1. SEMRush and AHREFS - it sucks having both. They're both amazing but they do very similar things (neither 100% replaces the other).
2. Trello - I hate trello. It's bulky and irritating. I'm slowly migrating to AirTable, which is much better.
> 2. Trello - I hate trello. It's bulky and irritating
at $LEGACY_IT_ENTERPRISE_DAYJOB we have jira, which has been configured to death with about 100 custom ticket states -- mostly synonyms such as "done", "story done", "closed" ,... -- and 200 custom ticket relationships, i.e. the union of all possible states and relationships every project manager ever wanted on any project in the last 10 years. we are of course required to use this one monolithic jira tarpit to make it easy to centrally govern and audit changes (compliance...)
I spend ~$1.5k/mo on Heroku (~27% of monthly revenue). I'm using 2–4 (auto scaling) Performance-M dynos because I was tired of sharing resources and having spotty response times (as were my customers).
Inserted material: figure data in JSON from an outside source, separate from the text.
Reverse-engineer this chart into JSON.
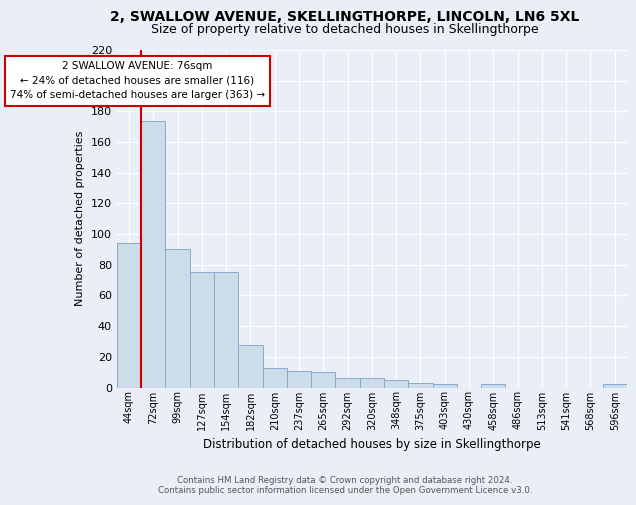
{
  "title1": "2, SWALLOW AVENUE, SKELLINGTHORPE, LINCOLN, LN6 5XL",
  "title2": "Size of property relative to detached houses in Skellingthorpe",
  "xlabel": "Distribution of detached houses by size in Skellingthorpe",
  "ylabel": "Number of detached properties",
  "bin_labels": [
    "44sqm",
    "72sqm",
    "99sqm",
    "127sqm",
    "154sqm",
    "182sqm",
    "210sqm",
    "237sqm",
    "265sqm",
    "292sqm",
    "320sqm",
    "348sqm",
    "375sqm",
    "403sqm",
    "430sqm",
    "458sqm",
    "486sqm",
    "513sqm",
    "541sqm",
    "568sqm",
    "596sqm"
  ],
  "bar_heights": [
    94,
    174,
    90,
    75,
    75,
    28,
    13,
    11,
    10,
    6,
    6,
    5,
    3,
    2,
    0,
    2,
    0,
    0,
    0,
    0,
    2
  ],
  "bar_color": "#ccdce8",
  "bar_edge_color": "#88aacc",
  "vline_color": "#cc0000",
  "annotation_text": "2 SWALLOW AVENUE: 76sqm\n← 24% of detached houses are smaller (116)\n74% of semi-detached houses are larger (363) →",
  "annotation_box_color": "#ffffff",
  "annotation_box_edge": "#cc0000",
  "ylim": [
    0,
    220
  ],
  "yticks": [
    0,
    20,
    40,
    60,
    80,
    100,
    120,
    140,
    160,
    180,
    200,
    220
  ],
  "footer1": "Contains HM Land Registry data © Crown copyright and database right 2024.",
  "footer2": "Contains public sector information licensed under the Open Government Licence v3.0.",
  "bg_color": "#eaeff7",
  "grid_color": "#ffffff",
  "title1_fontsize": 10,
  "title2_fontsize": 9
}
Once I moved from Standard-2X to Performance-M, my response times dropped from ~500ms avg w/ random timeouts to <90ms avg w/ no timeouts, but my costs skyrocketed. I want a managed hosting provider that rivals Heroku but doesn't make me feel like I have to pay an arm and a leg to get decent service. I don't want to, nor do I have the time to, move to and manage infra on AWS yet.
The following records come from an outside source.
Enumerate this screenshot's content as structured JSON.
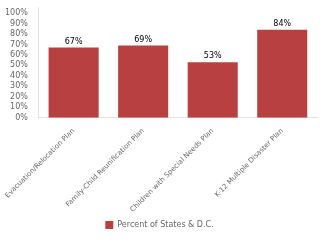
{
  "chart_data": {
    "type": "bar",
    "categories": [
      "Evacuation/Relocation Plan",
      "Family-Child Reunification Plan",
      "Children with Special Needs Plan",
      "K-12 Multiple Disaster Plan"
    ],
    "series": [
      {
        "name": "Percent of States & D.C.",
        "color": "#b94040",
        "values": [
          67,
          69,
          53,
          84
        ],
        "value_labels": [
          "67%",
          "69%",
          "53%",
          "84%"
        ]
      }
    ],
    "ylim": [
      0,
      105
    ],
    "yticks": [
      {
        "value": 0,
        "label": "0%"
      },
      {
        "value": 10,
        "label": "10%"
      },
      {
        "value": 20,
        "label": "20%"
      },
      {
        "value": 30,
        "label": "30%"
      },
      {
        "value": 40,
        "label": "40%"
      },
      {
        "value": 50,
        "label": "50%"
      },
      {
        "value": 60,
        "label": "60%"
      },
      {
        "value": 70,
        "label": "70%"
      },
      {
        "value": 80,
        "label": "80%"
      },
      {
        "value": 90,
        "label": "90%"
      },
      {
        "value": 100,
        "label": "100%"
      }
    ],
    "grid": false,
    "legend": "bottom",
    "data_labels": true
  }
}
I just moved from Heroku to Dokku[1] on DigitalOcean w/ my site[2] and it's great. Dokku is basically set up to run in more or less the same way as Heroku except in a container on another platform. There's an one-click install image that you can use to set it up on a DigitalOcean droplet. It took me about 3 hours to move over and set it up, but that's mostly because I screwed up my DNS and nginx configs, otherwise it would have taken 30 minutes. Not sure how it would affect performance compared to Heroku, but I'm fairly sure it would save a lot of money for not too much effort. Perhaps not quite what you're looking for in every way, but you could definitely slash that bill without having to spend loads of time managing the server.
Heroku. Used to be paying around 1,500 month, but with some major surgery got it down to ~$750. You can't really go any lower without becoming a "hobby" app.